La première fois qu'ils s'étaient rencontrés, Martin était encore jeune. Certes, il l'était toujours, mais moins. Il n'avait que 25 ans à ce moment-là, mais déjà de nombreux voyages à son actif. A l'époque, il travaillait pour Maïtena dans Le Supplément, sur Canal+, mais il œuvrait dans l'ombre. La présentatrice avait tout de suite cerné son talent et son envie d'aller plus loin, de pouvoir étendre pleinement ses capacités sans être bridé. Le Supplément n'était pas une émission dans laquelle il pourrait s'épanouir et faire évoluer son travail.
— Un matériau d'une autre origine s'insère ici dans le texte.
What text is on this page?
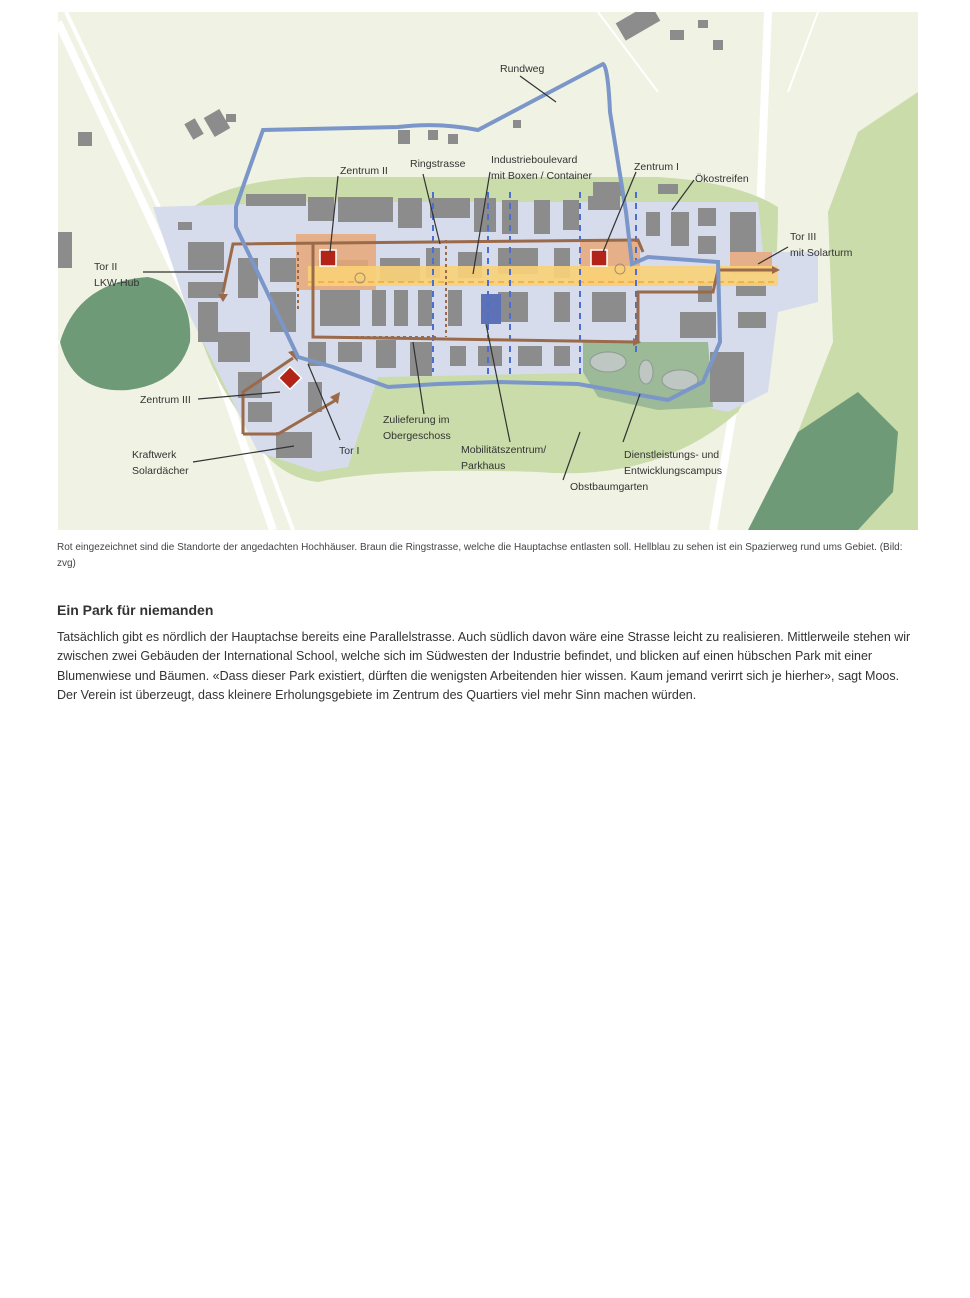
Rundweg
Zentrum II
Ringstrasse Industrieboulevard
mit Boxen / Container
Zentrum I
Ökostreifen
Tor III
mit Solarturm
Tor II
LKW-Hub
Zentrum III
Kraftwerk
Solardächer
Tor I
Zulieferung im
Obergeschoss
Mobilitätszentrum/
Parkhaus
Dienstleistungs- und
Entwicklungscampus
Obstbaumgarten
Rot eingezeichnet sind die Standorte der angedachten Hochhäuser. Braun die Ringstrasse, welche die Hauptachse entlasten soll. Hellblau zu sehen ist ein Spazierweg rund ums Gebiet. (Bild: zvg)
Ein Park für niemanden

Tatsächlich gibt es nördlich der Hauptachse bereits eine Parallelstrasse. Auch südlich davon wäre eine Strasse leicht zu realisieren. Mittlerweile stehen wir zwischen zwei Gebäuden der International School, welche sich im Südwesten der Industrie befindet, und blicken auf einen hübschen Park mit einer Blumenwiese und Bäumen. «Dass dieser Park existiert, dürften die wenigsten Arbeitenden hier wissen. Kaum jemand verirrt sich je hierher», sagt Moos. Der Verein ist überzeugt, dass kleinere Erholungsgebiete im Zentrum des Quartiers viel mehr Sinn machen würden.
Elle avait donc eu la brillante idée de lui faire rencontrer Yann. A l'époque, cela faisait deux ans que celui-ci présentait Le Petit Journal indépendamment du Grand Journal, ayant son propre plateau et un créneau d'un quart d'heure. Yann souhaitait agrandir son émission, et pour cela, il avait besoin de nouveaux journalistes et de nouvelles chroniques. Il recherchait surtout des jeunes, pouvant dynamiser l'actualité en montrant les aspects cachés de l'information, tout en humour et légèreté, pour ainsi créer une émission unique à la télévision française ; du jamais vu. Canal+ lui avait donné son feu vert, mais désormais, il ne manquait plus qu'une équipe. Et en lui présentant Martin, Maïtena avait tapé dans le mille. Il représentait tout ce que Yann voulait créer. Il serait un des premiers de cette vague de nouveaux journalistes, tous plus engagés les uns que les autres. En proposant du contenu différent, un autre œil sur l'actualité étrangère et des reportages dans des endroits inédits, où la violence n'est pas cachée et vécue en direct, Martin se démarqua. La voix tremblante à cause du stress, il avait expliqué ce qu'il voulait faire à Yann, et il avait décroché un an d'essai au Petit Journal. Il faut le dire, sa timidité avait fait hésiter le présentateur. Un envoyé spécial ne devait pas être stressé par la prise de parole face à un inconnu, car son métier reposait entièrement là-dessus. Ce qui avait fait pencher la balance en sa faveur avait été son regard, droit et fougueux, montrant que ce petit gars était un passionné pouvant faire preuve d'une détermination sans faille. Yann espérait ne pas s'être trompé, et que Martin pourrait lui réserver quelques surprises.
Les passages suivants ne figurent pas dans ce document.